Sehun menatap mereka, Sehun bingung mau melakukan apa agar gadis yang mereka buki itu tidak terluka atau tidak di buli lagi.


"Ini akibatnya kalau elo enggak mau nurut sama gue!" ujar gadis itu sambil menjambak rambut gadis yang dia buli, Sehun menjadi kesal karena kekakuan gadis itu.


"Maaf!" gadis yang di buli itu meminta maaf padahal yang salah bukan dia, setelah mendengar perkataan gadis yang di buli itu Sehun makin kesal, dan memulai mendekati mereka.


"Haaaaa?" Mereka terkejut saat melihat kedatangan seorang laki-laki yang datang untuk membantu gadis yang mereka buli tadi.


"Siapa elo?" Tanya mereka sambil melepaskan tangannya yang di tahan oleh Sehun.


"Elo enggak perlu tahu siapa gue, yang pasti gue enggak akan tinggal diam jika elo melakukan kekerasan terhadap temen elo semdiri!" Sehun membentak mereka dengan suara yang keras, sehingga Sehun membuat mereka langsung terdiam.


"Elo pikir kita takut sama elo?"


"Oh iya? Sebaiknya elo semua pergi dari sini sebelum gue panggil polisi!" karena mereka menantang Sehun jadi dia segera mengambil tindakan agar mereka segera pergi dari hadapannya. Sedangkan gadis itu menangis kesakitan, Sehun makin enggak tega melihat keadaan gadi yang dia tolong itu.


"Awas elo, kali ini elo selamat!" gerutu mereka sambil meninggalkan tempat kejadian.


"Elo enggak papa?" tanya Sehun sambil membantu gadis itu untuk berdiri.
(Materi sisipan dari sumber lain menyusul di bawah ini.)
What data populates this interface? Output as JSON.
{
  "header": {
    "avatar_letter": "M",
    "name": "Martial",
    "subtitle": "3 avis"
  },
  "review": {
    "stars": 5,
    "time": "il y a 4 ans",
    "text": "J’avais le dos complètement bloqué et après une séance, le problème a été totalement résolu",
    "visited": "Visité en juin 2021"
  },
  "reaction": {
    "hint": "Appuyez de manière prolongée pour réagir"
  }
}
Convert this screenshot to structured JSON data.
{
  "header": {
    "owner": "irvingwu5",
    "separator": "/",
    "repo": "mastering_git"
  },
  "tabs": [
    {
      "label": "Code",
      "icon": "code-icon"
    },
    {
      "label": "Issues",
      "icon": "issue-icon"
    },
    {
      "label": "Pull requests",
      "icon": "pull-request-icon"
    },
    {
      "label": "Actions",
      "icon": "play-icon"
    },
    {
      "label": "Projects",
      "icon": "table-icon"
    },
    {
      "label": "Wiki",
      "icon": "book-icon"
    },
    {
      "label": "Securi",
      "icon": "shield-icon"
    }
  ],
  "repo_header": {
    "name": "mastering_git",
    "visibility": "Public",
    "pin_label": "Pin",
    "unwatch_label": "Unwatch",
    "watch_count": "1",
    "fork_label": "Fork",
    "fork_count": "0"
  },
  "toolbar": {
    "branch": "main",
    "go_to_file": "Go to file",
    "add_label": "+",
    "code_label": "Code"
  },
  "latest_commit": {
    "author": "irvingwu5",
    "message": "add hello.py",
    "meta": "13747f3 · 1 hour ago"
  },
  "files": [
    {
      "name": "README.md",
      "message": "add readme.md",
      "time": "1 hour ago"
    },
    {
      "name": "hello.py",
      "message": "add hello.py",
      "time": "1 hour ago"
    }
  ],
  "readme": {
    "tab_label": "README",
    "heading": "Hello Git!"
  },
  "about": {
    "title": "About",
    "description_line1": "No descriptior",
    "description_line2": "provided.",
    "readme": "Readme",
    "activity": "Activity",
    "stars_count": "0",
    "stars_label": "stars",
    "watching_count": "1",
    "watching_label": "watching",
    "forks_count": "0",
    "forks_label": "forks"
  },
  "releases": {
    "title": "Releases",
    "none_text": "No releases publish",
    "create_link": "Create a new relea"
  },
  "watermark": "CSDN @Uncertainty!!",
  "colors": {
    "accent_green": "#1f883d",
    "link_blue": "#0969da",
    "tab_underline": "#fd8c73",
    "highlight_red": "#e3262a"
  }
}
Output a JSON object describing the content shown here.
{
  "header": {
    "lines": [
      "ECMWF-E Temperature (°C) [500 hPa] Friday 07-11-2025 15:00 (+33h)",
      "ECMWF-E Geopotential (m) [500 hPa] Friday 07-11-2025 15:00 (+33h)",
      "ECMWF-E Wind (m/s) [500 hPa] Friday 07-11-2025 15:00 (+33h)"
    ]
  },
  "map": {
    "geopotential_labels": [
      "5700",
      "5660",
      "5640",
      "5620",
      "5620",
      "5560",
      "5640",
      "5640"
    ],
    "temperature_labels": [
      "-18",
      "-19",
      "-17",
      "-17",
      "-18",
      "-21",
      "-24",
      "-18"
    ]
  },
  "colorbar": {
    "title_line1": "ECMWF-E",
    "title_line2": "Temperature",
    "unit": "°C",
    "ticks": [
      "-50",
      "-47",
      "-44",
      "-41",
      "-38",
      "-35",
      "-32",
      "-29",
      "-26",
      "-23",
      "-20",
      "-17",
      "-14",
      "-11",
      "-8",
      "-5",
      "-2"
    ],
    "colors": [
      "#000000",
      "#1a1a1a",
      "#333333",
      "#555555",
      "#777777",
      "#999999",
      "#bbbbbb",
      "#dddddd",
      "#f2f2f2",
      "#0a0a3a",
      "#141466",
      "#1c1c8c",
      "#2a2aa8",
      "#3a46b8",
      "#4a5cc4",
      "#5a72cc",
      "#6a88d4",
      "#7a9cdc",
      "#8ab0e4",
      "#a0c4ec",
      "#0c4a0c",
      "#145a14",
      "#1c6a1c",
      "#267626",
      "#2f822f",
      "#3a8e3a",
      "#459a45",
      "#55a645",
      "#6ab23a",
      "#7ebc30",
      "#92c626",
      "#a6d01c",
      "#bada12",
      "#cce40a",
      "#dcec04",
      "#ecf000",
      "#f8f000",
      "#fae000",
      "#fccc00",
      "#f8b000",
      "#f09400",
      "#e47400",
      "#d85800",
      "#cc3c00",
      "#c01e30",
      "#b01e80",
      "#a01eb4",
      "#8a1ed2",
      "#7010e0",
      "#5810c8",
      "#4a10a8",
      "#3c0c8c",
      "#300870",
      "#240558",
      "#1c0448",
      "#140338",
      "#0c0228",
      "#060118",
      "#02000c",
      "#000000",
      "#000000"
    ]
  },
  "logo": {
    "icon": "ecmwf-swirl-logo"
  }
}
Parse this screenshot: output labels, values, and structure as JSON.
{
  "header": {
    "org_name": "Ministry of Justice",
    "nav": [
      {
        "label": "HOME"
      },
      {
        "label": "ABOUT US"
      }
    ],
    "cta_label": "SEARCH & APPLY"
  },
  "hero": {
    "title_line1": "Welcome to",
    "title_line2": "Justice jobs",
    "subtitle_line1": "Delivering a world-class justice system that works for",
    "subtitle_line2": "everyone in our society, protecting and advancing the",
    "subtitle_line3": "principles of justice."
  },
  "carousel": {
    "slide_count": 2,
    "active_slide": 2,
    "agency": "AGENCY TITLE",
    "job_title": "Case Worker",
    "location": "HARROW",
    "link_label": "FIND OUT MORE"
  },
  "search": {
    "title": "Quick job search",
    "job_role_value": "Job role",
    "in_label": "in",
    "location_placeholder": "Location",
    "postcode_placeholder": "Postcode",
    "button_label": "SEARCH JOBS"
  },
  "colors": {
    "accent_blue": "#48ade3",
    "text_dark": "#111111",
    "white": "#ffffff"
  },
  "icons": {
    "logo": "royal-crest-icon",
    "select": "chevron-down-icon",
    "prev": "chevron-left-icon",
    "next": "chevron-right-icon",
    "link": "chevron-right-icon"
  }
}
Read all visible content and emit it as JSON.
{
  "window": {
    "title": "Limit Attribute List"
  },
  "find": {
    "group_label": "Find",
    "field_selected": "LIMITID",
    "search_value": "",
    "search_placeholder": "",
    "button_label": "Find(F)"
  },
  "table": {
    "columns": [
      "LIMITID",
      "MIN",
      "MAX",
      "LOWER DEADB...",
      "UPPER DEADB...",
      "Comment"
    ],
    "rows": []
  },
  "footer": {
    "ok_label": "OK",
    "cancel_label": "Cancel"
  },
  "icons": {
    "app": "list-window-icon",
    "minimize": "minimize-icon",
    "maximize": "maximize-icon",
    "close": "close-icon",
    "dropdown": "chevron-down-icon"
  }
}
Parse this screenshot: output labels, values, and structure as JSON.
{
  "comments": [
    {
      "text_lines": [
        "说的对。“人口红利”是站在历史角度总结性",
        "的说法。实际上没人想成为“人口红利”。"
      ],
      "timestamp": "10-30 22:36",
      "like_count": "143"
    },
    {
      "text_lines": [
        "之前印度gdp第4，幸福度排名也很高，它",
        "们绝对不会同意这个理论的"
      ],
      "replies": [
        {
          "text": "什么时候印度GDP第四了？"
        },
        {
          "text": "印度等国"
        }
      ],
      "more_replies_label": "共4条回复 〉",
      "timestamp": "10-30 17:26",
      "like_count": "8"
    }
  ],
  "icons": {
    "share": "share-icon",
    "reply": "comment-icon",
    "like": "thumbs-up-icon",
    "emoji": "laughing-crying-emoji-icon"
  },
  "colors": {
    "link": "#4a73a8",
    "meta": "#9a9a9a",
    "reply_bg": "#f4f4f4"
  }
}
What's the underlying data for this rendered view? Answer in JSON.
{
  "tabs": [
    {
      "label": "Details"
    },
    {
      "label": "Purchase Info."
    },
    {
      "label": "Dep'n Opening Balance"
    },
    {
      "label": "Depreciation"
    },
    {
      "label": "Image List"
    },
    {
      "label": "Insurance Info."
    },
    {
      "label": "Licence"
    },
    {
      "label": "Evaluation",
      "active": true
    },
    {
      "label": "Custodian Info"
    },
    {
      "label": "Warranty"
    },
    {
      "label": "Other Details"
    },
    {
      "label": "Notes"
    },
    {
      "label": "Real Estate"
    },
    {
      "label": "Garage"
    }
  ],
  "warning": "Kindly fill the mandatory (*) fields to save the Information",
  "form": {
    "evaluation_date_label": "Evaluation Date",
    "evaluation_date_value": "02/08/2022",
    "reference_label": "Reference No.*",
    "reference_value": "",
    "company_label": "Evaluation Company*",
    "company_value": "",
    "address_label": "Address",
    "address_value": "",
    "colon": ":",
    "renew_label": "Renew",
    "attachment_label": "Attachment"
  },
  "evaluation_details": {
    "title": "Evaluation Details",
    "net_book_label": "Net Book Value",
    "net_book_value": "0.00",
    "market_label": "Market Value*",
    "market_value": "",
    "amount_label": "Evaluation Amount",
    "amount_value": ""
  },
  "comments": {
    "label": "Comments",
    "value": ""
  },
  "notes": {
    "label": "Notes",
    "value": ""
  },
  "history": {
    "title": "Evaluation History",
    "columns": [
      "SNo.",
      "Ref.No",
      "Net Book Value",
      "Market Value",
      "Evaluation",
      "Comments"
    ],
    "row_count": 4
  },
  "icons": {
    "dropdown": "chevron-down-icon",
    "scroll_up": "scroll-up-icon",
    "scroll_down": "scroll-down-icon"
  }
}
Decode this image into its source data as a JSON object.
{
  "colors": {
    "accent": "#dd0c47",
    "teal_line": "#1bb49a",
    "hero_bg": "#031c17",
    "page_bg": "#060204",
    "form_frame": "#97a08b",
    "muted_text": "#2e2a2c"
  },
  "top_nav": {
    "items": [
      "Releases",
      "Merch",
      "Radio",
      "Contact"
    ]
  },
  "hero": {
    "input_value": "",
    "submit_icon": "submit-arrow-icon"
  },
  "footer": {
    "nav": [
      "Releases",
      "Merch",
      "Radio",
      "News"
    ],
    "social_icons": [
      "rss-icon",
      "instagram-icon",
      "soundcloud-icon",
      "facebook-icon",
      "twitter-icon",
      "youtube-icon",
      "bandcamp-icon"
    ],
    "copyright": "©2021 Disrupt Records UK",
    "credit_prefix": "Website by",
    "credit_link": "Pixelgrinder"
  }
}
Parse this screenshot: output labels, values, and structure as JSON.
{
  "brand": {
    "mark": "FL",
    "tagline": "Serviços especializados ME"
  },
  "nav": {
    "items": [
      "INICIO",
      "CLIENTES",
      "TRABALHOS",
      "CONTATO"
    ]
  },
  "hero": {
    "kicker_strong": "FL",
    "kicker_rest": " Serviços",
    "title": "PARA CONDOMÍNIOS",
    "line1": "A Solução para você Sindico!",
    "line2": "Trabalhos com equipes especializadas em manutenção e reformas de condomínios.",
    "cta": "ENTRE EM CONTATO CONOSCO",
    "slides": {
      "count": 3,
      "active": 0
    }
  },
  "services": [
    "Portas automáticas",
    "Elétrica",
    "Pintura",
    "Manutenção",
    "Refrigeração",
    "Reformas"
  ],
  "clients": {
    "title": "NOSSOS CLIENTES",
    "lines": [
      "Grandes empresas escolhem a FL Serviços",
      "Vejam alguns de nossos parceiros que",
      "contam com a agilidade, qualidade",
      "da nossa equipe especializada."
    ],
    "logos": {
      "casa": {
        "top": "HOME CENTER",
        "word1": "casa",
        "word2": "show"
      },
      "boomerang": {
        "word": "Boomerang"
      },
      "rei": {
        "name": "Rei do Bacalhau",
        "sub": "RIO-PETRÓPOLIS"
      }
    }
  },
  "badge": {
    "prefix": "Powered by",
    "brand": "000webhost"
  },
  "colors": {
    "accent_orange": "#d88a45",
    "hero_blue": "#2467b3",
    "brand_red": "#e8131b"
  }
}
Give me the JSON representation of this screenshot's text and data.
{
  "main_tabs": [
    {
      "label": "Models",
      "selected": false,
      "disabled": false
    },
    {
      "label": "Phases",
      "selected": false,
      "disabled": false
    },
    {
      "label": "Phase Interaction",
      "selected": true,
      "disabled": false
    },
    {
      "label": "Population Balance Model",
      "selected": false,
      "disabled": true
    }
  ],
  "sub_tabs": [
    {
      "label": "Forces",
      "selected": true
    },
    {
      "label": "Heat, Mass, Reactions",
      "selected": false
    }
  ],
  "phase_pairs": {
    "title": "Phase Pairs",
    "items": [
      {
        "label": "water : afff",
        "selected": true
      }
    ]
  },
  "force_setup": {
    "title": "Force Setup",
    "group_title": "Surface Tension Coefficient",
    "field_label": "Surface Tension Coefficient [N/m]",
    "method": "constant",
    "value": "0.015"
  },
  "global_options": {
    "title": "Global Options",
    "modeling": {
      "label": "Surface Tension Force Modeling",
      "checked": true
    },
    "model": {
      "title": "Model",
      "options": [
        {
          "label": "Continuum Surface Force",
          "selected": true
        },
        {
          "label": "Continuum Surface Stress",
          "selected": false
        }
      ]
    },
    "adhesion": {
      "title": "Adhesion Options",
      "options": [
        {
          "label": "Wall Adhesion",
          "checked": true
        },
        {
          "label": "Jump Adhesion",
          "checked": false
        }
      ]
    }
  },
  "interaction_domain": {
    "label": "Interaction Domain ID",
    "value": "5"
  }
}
"Makasih, gue enggak papa kok." Ketika gadis itu menatap mata Sehun, Sehun langsung tersentuh dan tidak bisa berkata apa-apa melihat gadis tersebut. Mereka saling tatap-tatapan setelah Sehun berusaha untuk membantunya berdiri tapi sehun malah merasakan apa yang gadis itu rasakan, seolah-olah sehun terpikat olehnya setelah melihat matanya yang begitu indah.


"Sehun ternyata elo disini?" Ujar Baekhyun membuat Sehun dan gadis itu terkejut bukan main, karena tiba-tiba ada pengganggu.


"Ya ampun wajah dia kenapa?" Tanya D.O Kyungso setelah melihat wajah gadis itu lebam.


"Dia abis di buli." Jawab Sehun sambil memalingkan perhatiannya ke arah lain karena dia tidak ingin mereka melihat air matanya yang ingin jatuh dari kelopak matanya.


"Keterlaluan mereka, mana mereka sekarang?" tanya Baekhyun melihat kearah lain mencari gadis yang suka ngebuli temannys sendiri.


"Mereka udah pergi!" Sehun mulai tenang dan melihat lagi kearah gadis itu dia masih menundukkan kepalanya.


"Anak jaman sekarang sukanya ngebuli orang lemah." Setelah mendengar perkataan Chanyeol gadis itu makin menangis terseduh-seduh, yang lain serentak melihat kearah gadis itu karena dia menangis semakin menjadi-jadi.


"Chanyeol!" lagi-lagi Chanyeol berkata tanpa berfikir terlebih dahulu.


"Sorry-sorry." Chanyeol langsung terdiam setelah di tegor oleh Baekhyun.


"Hey, udah enggak usah nangis lagi, lagian mereka udah pergi!" Sehun berusaha untuk menengkan hati gadis yang sedang rapuh itu, sedangkan teman-teman Sehun tersenyum melihatnya. Sikap Sehun tiba-tiba berubah saat melihat gadis itu menangis, karena selama ini yang paling anti godaan cewek adalah Sehun tapi malah sedekat ini dengan gadis yang baru dia kenal. Meskipun Sehun berusaha untuk menenangkan gadis itu, tetapi gadis itu tetap tidak berhenti menangis sehingga Sehun memeluknya tanpa berfikir kalau teman-temannya melihat kejadian yang dia lakukan saat ini.


"Waaaah!" jawab mereka serentak melihat sehun memeluk gadis yang baru saja dia kenal tanpa ada rasa takut.


"Gila, ini bener-bener gila!" Baekhyun menggeleng-gelengkan kepalanya melihat sikap Sehun yang begitu romantisnya.


"Sebaiknya kita pergi aja jangan ganggu Sehun." D.O Kyungso mengajak kedua temannya untuk pergi agar tidak mengganggu Sehun yang sedang romantisan bersama gadis yang baru dia kenal itu.


Dari dulu Sehun enggak pernah sedekat itu terhadap gadis, meskipun banyak gadis yang mendekatinya dan berusaha menggodanya tapi itu semua tidak bisa membuat Sehun tergoda. Tapi gadis ini tanpa melakukan apa-apa dia bisa membuat Sehun tergoda tanpa memikirkan apa yang akan terjadi selanjutnya, begitu juga dengan gadis itu. Gadis itu hanya diam saja saat berada di pelukan Sehun, biasanya kalau gadis yang baru kenal cowok enggak akan mau di peluk begitu saja. Justru berusaha untuk menjauh karena baru kenal, tapi kali ini benar-benar amazing membuat orang yang melihatnya terharu dan berkata"Romantis baget sih!" dan orang-orang akan merasa iri melihat sikap mereka berdua yang layaknya seperti orang pacaran.